Где вы сегодня увидите, чтобы председатель такого мощного колхоза, каждый день! И круглый год, начинал свой рабочий день в 5 часов утра. Каждый день, он переходил по навесному мосту на другую сторону местной речушки, и смотрел, как дела в колхозном животноводстве, начиная от фермы молодняка крупного рогатого скота, потом молочно-товарных ферм, пункта первичной переработки молока, потом шел вдоль речки до моста, между Ащелисаем и Преображенкой, заходил на свиноферму и к семи часам утра – приходил в гараж, где к этому времени собирались мы, колхозные специалисты и руководители подразделений. Каструбин, приходил, уже зная положение дел, где, что и как, на основных проблемных участках. Ему уже не надо было от кого-то получать текущую информацию – он обладал ею сам и требовал каких-то конкретных действий от ответственных лиц, если в этом была необходимость. Это была – Система, настоящая, рабочая и эффективная. И, повторяю, в любую погоду и в любое время года! Мне стыдно об этом говорить, но сам видел, как в моей родной Слободзее, в перестроечный период, председатель местного колхоза, шел на работу, в 10 часов утра, с похмельной головой, чтобы подписать в конторе несколько бумажек, а потом, вместе с приближенными, продолжать пропивать свой колхоз дальше. Такие были на селе контрасты. Потому и все закончилось так, как закончилось. Нас привели к тому целенаправленно, умышленно. Мне даже страшно подумать, как бы отреагировал Каструбин, если бы застал всю эту, в том числе Ащелисайскую, вакханалию…
Ходил он всегда, не торопясь, твердо и уверенно ступая по земле, не сутулясь. Всегда в одной (чаще в правой) руке, носил связку ключей.
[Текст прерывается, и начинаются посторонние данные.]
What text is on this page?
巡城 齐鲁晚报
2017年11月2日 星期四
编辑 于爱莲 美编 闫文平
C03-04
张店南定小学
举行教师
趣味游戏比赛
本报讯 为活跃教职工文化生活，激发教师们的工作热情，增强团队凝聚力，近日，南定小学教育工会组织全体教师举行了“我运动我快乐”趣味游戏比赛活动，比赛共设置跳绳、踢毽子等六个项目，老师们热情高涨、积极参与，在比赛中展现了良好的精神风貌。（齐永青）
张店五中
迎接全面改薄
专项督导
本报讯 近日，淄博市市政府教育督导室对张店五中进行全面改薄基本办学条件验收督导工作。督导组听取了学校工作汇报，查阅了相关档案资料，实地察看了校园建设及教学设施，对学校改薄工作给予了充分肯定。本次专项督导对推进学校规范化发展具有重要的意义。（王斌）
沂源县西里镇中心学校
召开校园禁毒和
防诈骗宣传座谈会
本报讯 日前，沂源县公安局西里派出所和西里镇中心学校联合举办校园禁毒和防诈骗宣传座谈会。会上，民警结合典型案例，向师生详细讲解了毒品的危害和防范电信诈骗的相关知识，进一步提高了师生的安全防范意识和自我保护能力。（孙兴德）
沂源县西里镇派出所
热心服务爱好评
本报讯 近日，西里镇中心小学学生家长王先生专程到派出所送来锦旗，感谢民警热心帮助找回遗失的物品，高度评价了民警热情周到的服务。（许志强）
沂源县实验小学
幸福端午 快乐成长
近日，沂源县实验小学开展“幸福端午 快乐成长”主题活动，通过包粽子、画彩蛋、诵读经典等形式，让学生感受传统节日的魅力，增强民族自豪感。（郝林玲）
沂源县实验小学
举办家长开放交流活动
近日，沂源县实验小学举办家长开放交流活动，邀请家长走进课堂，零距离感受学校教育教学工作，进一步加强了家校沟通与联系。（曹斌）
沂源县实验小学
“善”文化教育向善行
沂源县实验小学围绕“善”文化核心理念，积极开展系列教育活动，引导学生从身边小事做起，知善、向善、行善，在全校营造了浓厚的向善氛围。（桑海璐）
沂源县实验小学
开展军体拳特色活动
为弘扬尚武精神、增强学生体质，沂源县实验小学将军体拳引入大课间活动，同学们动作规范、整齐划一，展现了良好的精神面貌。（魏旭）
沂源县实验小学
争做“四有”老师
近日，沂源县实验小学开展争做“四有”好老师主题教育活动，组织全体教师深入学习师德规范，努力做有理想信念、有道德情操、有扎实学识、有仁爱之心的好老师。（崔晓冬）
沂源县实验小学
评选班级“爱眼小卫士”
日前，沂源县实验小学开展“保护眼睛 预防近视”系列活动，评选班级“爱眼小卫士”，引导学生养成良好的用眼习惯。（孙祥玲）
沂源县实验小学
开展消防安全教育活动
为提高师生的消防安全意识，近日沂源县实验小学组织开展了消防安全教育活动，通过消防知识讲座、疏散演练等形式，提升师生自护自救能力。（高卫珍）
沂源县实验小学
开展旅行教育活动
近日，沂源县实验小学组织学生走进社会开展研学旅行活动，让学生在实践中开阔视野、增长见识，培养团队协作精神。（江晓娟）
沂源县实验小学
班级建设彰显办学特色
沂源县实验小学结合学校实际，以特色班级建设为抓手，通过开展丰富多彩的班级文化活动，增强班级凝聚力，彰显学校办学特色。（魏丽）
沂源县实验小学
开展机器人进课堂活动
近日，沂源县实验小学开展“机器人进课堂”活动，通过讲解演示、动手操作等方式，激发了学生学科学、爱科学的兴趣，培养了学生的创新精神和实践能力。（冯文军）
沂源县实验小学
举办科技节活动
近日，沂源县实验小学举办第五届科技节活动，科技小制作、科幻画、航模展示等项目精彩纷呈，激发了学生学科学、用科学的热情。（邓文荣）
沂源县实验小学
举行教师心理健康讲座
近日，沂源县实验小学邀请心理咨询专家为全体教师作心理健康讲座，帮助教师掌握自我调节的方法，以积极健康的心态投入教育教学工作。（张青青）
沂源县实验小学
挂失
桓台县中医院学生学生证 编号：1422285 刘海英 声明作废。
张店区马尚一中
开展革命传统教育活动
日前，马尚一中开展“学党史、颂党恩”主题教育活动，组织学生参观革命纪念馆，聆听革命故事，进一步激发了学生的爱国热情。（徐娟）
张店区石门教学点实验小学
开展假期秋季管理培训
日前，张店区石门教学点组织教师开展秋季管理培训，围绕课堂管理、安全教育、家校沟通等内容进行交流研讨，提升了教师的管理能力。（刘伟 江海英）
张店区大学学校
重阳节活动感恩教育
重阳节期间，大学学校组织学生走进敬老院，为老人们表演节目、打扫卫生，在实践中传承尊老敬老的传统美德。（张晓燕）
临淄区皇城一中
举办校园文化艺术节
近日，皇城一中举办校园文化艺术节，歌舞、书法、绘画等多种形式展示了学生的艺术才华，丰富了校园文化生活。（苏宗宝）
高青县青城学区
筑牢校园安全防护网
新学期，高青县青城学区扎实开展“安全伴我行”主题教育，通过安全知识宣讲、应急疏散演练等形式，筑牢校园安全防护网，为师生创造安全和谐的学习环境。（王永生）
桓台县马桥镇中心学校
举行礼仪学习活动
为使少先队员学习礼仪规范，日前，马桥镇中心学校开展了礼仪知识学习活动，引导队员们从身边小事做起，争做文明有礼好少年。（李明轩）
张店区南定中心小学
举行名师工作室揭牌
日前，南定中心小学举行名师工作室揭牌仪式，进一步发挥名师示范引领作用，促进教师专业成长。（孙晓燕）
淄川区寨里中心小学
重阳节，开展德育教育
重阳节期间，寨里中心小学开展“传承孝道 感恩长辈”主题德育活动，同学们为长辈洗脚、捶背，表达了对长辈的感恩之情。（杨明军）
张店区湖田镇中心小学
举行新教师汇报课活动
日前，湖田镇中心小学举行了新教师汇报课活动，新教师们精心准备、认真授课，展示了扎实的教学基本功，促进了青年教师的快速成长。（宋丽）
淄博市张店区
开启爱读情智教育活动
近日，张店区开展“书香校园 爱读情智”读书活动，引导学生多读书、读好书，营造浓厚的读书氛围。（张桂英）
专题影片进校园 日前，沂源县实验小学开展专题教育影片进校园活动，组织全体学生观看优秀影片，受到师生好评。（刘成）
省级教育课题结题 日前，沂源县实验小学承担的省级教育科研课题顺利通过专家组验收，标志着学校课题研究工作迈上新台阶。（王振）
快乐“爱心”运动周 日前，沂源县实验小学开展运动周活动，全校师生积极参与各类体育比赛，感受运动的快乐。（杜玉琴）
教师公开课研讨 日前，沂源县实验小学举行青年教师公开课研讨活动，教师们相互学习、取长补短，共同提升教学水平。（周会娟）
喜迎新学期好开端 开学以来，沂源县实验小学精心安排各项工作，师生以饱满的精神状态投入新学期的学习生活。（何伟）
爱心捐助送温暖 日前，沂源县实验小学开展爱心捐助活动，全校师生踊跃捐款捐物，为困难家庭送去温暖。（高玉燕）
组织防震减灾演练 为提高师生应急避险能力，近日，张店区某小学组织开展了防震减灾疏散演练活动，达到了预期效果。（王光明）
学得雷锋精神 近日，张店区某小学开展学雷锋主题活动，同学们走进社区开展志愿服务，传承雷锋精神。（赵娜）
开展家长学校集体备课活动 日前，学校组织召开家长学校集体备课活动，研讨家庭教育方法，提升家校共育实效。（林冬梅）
Часто что-нибудь строгал перочинным ножом, какую-нибудь свежую веточку или спичку (в то время не было зубных палочек в продаже). Был умерен во всем, – в разговоре, еде, питье. Человеческое ему ничто не было чуждо, мог и сто граммов выпить, там, где было надо, и веселую историю рассказать. По-особому, громко, заразительно и приятно (по-Каструбински) – смеялся. Он просто был Человеком. Жил и работал, как настоящий Человек.
Что было у него плохо. Плохо было то, что он не уделял хотя бы элементарного внимания своему здоровью. Его порядочная сельская русская ментальность, не позволяла ему выпячивать или подчеркивать какие-то свои недуги. А они накапливались, и не пустом месте. С семнадцати лет – три года на фронте; четверть века нести на плечах нелегкий колхозный груз, тем более, так как он его нес, «нелюбовь» властей, а где-то и – зависть, серьезно подорвали его могучий организм. А он все это переносил в себе, не жаловался и не искал каких – то поблажек и привилегий, Я помню отдельных пятидесятилетних «стариков» и по Ащелисаю – тоже, которые были всегда «рекламно-больными», и требовали себе различных льгот, спецпитания (мед, масло, икра, цитрусовые и т. д.), причем все их окружающие с этим соглашались. Потом уже их дети стали стариками, а они, простите, так и продолжали «болеть» и стонать дальше…
Он так не мог. Он и сам молчал о проблемах со здоровьем и родным об этом не разрешал рассказывать. Не буду брать грех на душу и заявлять, что многие годы, все те, кто ему завидовал и не очень «любил» его, как «неподконтрольного» в их понимании, руководителя, со всеми вытекающими последствиями, потихоньку «добивали» его. Нет, я так сказать не могу, но могу сказать другое – никто из всех уровней властей, и, к сожалению, он сам, не сделали ничего, чтобы он и сегодня был с нами. Это мое мнение и я только так думаю.